Abstract

Graph Convolutional Networks (GCNs) have been widely used for collaborative filtering, due to their effectiveness in exploiting high-order collaborative signals. However, two issues have not been well addressed by existing studies. First, usually only one kind of information is utilized, i.e., user preference in user-item graphs or item dependency in item-item graphs. Second, they usually adopt static graphs, which cannot retain the temporal evolution of the information. These can limit the recommendation quality. To address these limitations, we propose to mine three kinds of information (user preference, item dependency, and user behavior similarity) and their temporal evolution by constructing multiple discrete dynamic heterogeneous graphs (i.e., a user-item dynamic graph, an item-item dynamic graph, and a user-subseq dynamic graph) from interaction data. A novel network (PDGCN) is proposed to learn the representations of users and items in these dynamic graphs.
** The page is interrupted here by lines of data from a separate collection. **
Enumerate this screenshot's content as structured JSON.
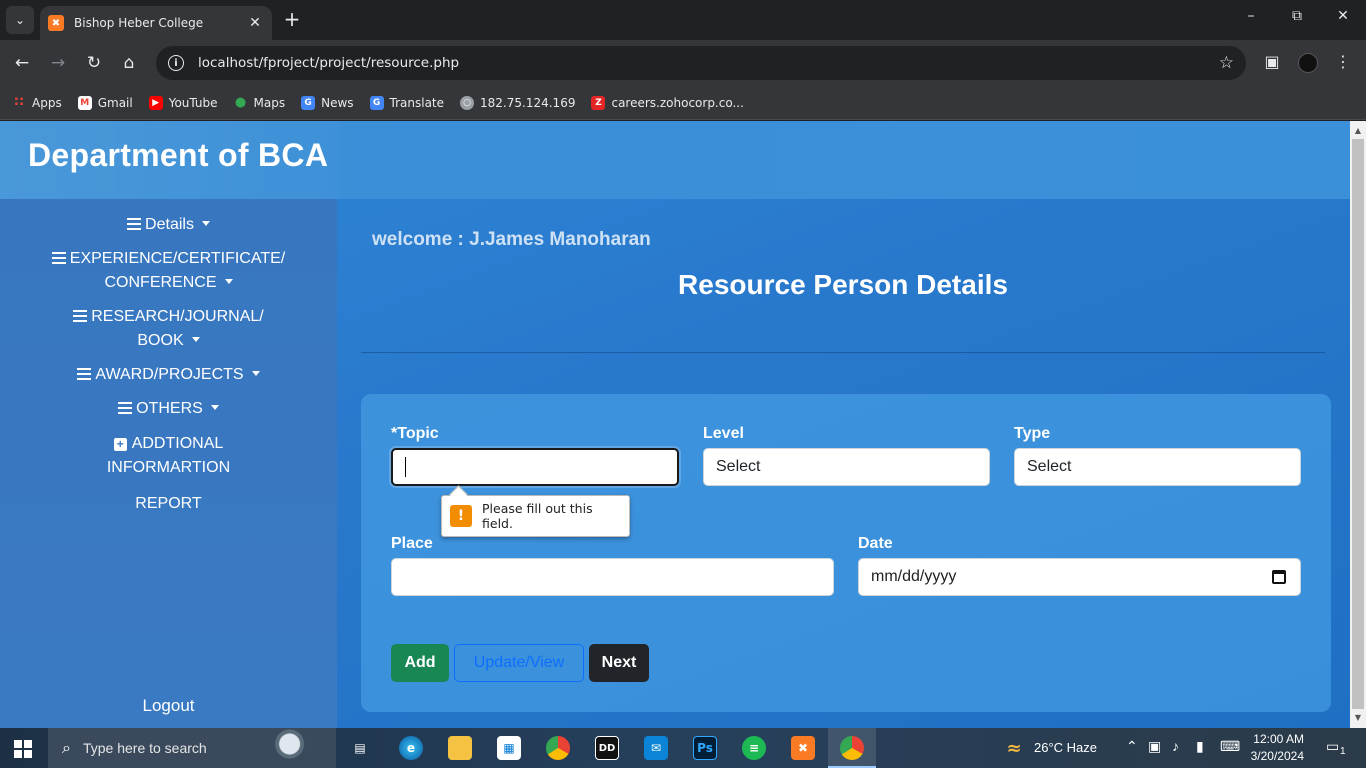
{
  "browser": {
    "tab_title": "Bishop Heber College",
    "url_host": "localhost",
    "url_path": "/fproject/project/resource.php",
    "bookmarks": [
      {
        "label": "Apps",
        "icon": "apps-grid-icon",
        "color": "#ea4335"
      },
      {
        "label": "Gmail",
        "icon": "gmail-icon",
        "color": "#ea4335"
      },
      {
        "label": "YouTube",
        "icon": "youtube-icon",
        "color": "#ff0000"
      },
      {
        "label": "Maps",
        "icon": "maps-pin-icon",
        "color": "#34a853"
      },
      {
        "label": "News",
        "icon": "news-icon",
        "color": "#4285f4"
      },
      {
        "label": "Translate",
        "icon": "translate-icon",
        "color": "#4285f4"
      },
      {
        "label": "182.75.124.169",
        "icon": "globe-icon",
        "color": "#9aa0a6"
      },
      {
        "label": "careers.zohocorp.co...",
        "icon": "zoho-icon",
        "color": "#e42527"
      }
    ]
  },
  "header": {
    "title": "Department of BCA"
  },
  "sidebar": {
    "items": [
      {
        "line1": "Details",
        "line2": ""
      },
      {
        "line1": "EXPERIENCE/CERTIFICATE/",
        "line2": "CONFERENCE"
      },
      {
        "line1": "RESEARCH/JOURNAL/",
        "line2": "BOOK"
      },
      {
        "line1": "AWARD/PROJECTS",
        "line2": ""
      },
      {
        "line1": "OTHERS",
        "line2": ""
      },
      {
        "line1": "ADDTIONAL",
        "line2": "INFORMARTION"
      },
      {
        "line1": "REPORT",
        "line2": ""
      }
    ],
    "logout": "Logout"
  },
  "main": {
    "welcome": "welcome : J.James Manoharan",
    "title": "Resource Person Details",
    "form": {
      "topic_label": "*Topic",
      "topic_value": "",
      "level_label": "Level",
      "level_value": "Select",
      "type_label": "Type",
      "type_value": "Select",
      "place_label": "Place",
      "place_value": "",
      "date_label": "Date",
      "date_placeholder": "mm/dd/yyyy",
      "validation_message": "Please fill out this field."
    },
    "buttons": {
      "add": "Add",
      "update": "Update/View",
      "next": "Next"
    }
  },
  "taskbar": {
    "search_placeholder": "Type here to search",
    "weather": "26°C  Haze",
    "time": "12:00 AM",
    "date": "3/20/2024",
    "notification_count": "1"
  },
  "colors": {
    "page_blue": "#2878cc",
    "sidebar_blue": "#3877bf",
    "add_green": "#198754",
    "update_blue": "#0d6efd",
    "next_dark": "#212529",
    "warning_orange": "#f28c00"
  }
}
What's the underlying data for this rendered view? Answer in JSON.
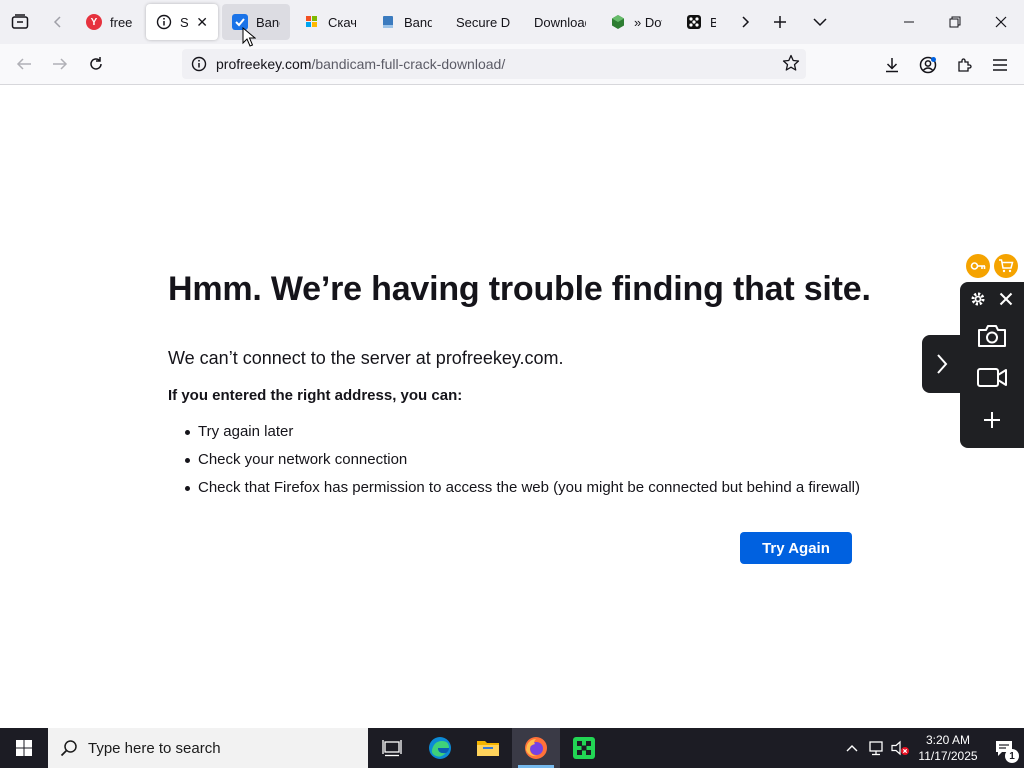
{
  "browser": {
    "tabs": [
      {
        "label": "free b",
        "favicon_letter": "Y",
        "favicon_color": "#e6323e"
      },
      {
        "label": "Ser",
        "active": true
      },
      {
        "label": "Bandi",
        "favicon_color": "#1a73e8"
      },
      {
        "label": "Скача"
      },
      {
        "label": "Bandi"
      },
      {
        "label": "Secure Do"
      },
      {
        "label": "Download"
      },
      {
        "label": "» Dow"
      },
      {
        "label": "Bar"
      }
    ],
    "url": {
      "domain": "profreekey.com",
      "path": "/bandicam-full-crack-download/"
    }
  },
  "error_page": {
    "title": "Hmm. We’re having trouble finding that site.",
    "description": "We can’t connect to the server at profreekey.com.",
    "subtitle": "If you entered the right address, you can:",
    "suggestions": [
      "Try again later",
      "Check your network connection",
      "Check that Firefox has permission to access the web (you might be connected but behind a firewall)"
    ],
    "try_again_label": "Try Again"
  },
  "taskbar": {
    "search_placeholder": "Type here to search",
    "time": "3:20 AM",
    "date": "11/17/2025",
    "notification_count": "1"
  },
  "colors": {
    "accent_blue": "#0061e0",
    "capture_panel": "#1f2023",
    "badge_orange": "#f5a300"
  }
}
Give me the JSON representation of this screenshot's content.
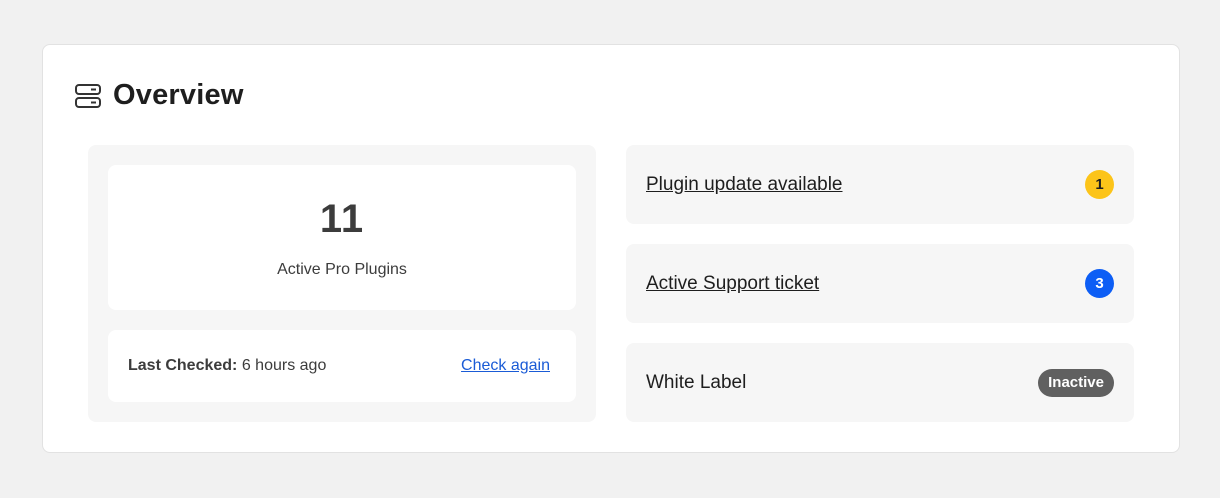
{
  "overview": {
    "title": "Overview",
    "icon": "server-icon"
  },
  "stats": {
    "active_pro_plugins_count": "11",
    "active_pro_plugins_label": "Active Pro Plugins"
  },
  "check": {
    "last_checked_label": "Last Checked:",
    "last_checked_value": "6 hours ago",
    "check_again_label": "Check again"
  },
  "status_rows": {
    "plugin_update": {
      "label": "Plugin update available",
      "count": "1",
      "badge_color": "#fcc419"
    },
    "support_ticket": {
      "label": "Active Support ticket",
      "count": "3",
      "badge_color": "#0d5ef5"
    },
    "white_label": {
      "label": "White Label",
      "status": "Inactive",
      "badge_color": "#606060"
    }
  }
}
Moreover, we designed a structural neighbor aggregation module with novel pooling and convolution operations to aggregate the features of structural neighbors. We also design a temporal neighbor aggregation module based on self-attention mechanism to aggregate the features of temporal neighbors. We conduct extensive experiments on four real-world datasets. The results indicate that our approach outperforms several competing methods in terms of Hit Ratio (HR) and Normalized Discounted Cumulative Gain (NDCG). Dynamic graphs are also shown to be effective in improving recommendation performance.